Earlier Trump posted on his social media platform Truth Social, demanding Illinois Governor JB Pritzker and Chicago Mayor Brandon Johnson, both Democrats, should be jailed for resisting his deployment of National Guard troops to Chicago.

Asked on what grounds Pritzker and Brandon should be jailed, Trump said: "I have seen the law and when you have a group of people have police call off safety for ice officials, I have understood that and read it today in numerous journals that that is illegal."
National Guard troops from Texas are now positioned outside Chicago, despite a lawsuit by the state and city to block their deployment.
Trump invited a 'roundtable' of right wing YouTubers, bloggers and online personalities to the White House to discuss "Antifa".
Antifa is short for 'anti-fascist.' The term, which those present repeatedly insisted was a "real" group, does not refer to a single group, but rather a broad description of protesters against fascism, racism and far-right extremism.
At one point during the roundtable, Homeland Security Secretary Kristi Noem claimed police had arrested the girlfriend of "one of the founders of Antifa". Antifa has no "founders".

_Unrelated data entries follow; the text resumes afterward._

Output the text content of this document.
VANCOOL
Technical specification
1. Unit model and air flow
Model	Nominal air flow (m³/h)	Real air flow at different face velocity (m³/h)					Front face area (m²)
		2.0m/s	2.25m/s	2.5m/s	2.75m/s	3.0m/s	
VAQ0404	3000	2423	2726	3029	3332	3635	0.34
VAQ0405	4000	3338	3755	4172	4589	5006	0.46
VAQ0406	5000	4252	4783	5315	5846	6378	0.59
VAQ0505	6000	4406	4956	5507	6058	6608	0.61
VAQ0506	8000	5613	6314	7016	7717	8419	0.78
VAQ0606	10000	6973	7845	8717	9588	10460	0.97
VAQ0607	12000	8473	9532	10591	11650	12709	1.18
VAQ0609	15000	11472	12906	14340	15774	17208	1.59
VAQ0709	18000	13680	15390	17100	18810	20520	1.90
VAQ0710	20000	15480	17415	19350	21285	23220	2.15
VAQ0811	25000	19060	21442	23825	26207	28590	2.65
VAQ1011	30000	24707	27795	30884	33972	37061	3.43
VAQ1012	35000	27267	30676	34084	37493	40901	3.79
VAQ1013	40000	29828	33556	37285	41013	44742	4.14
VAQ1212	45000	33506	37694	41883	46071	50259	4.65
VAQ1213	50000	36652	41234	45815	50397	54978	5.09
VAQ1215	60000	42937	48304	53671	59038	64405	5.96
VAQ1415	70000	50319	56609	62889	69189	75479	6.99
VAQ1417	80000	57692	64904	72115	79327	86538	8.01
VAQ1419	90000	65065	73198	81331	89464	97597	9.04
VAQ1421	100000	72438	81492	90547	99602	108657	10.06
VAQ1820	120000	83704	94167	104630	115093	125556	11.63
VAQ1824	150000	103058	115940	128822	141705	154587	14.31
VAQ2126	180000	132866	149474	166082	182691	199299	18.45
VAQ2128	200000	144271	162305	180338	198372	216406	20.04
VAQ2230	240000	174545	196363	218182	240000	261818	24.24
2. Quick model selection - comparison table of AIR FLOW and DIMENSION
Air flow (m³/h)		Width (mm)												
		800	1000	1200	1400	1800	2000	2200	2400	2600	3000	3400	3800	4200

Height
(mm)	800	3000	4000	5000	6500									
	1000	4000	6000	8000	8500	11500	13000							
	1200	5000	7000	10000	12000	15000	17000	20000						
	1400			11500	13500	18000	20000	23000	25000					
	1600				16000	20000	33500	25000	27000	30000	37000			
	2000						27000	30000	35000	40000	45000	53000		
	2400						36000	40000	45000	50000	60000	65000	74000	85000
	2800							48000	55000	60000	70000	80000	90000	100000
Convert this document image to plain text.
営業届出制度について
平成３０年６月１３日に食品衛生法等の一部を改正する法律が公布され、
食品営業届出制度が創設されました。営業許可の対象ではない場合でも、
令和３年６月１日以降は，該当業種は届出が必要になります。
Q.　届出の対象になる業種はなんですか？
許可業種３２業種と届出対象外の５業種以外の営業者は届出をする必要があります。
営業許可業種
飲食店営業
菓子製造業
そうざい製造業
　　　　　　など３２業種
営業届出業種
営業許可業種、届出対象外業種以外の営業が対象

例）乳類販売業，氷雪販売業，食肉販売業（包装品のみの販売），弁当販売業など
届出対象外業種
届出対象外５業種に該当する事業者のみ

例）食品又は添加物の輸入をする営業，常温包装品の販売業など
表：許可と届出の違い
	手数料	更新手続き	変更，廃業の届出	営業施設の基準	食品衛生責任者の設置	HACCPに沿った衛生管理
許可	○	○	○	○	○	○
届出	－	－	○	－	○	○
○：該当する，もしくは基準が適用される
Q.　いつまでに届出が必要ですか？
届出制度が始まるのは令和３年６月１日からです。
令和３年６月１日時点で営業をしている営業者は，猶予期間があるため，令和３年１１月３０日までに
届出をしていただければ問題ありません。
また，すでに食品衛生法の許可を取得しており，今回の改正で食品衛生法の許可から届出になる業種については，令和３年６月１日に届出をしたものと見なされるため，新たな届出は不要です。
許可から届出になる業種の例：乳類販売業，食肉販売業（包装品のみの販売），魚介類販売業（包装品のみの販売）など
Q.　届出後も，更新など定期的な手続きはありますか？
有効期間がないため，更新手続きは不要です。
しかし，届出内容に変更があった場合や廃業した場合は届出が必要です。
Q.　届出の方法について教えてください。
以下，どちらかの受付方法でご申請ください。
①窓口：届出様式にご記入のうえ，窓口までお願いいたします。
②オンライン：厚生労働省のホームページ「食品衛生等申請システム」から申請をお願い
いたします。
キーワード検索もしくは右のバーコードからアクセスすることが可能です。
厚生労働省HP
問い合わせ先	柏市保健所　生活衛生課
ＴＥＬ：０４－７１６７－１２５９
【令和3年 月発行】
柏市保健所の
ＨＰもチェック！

The President branded protesters "insurrectionists" - a particular choice of words.
The unhinged US President said last night he would consider invoking the "insurrection act" to allow him to overrule Democrat state governors who resist his bids to send the military into their states.
A judge on Sunday blocked Trump from sending National Guard troops from California into Oregon - second legal ruling against his invasion in 24 hours.
On Saturday he'd been blocked by the same judge from calling up Oregon's own National Guard - prompting Trump to attempt to deploy troops from another state to circumvent the ruling.
Despite Trump claiming the city is "war-ravaged," there is no widespread or ongoing unrest in Portland, Oregon.
Nor has there been, as the White House claims, violence targeting federal immigration authorities. Nor has the city been "taken over" by left-wing "domestic terrorists."
“This is a nation of Constitutional law, not martial law,” wrote District Judge Karin Immergut, a Trump appointee, in her judgement.
"If I had to enact it, I'd do it, if people were being killed and courts were holding us up, or governors or mayors were holding us up," he told reporters in the Oval Office.
"You look at what's happening with Portland over the years, it's a burning hell hole," he added. "And then you have a judge that lost her way that tries to pretend that there's no problem."
Invoking the Insurrection Act would allow the President to deploy the military within US borders, or call up states' National Guard troops to put down Trump's claimed "insurrection."
Pro-democracy groups have described using US military troops to quell nonviolent protests against the President's policies as "unthinkable."
Chicago, another target for Trump's invasion, is expected to see hundreds of Illinois National Guard nationalised to do the bidding of the White House, with more apparently on their way from Texas - all against the wishes of Governor JB Pritzker.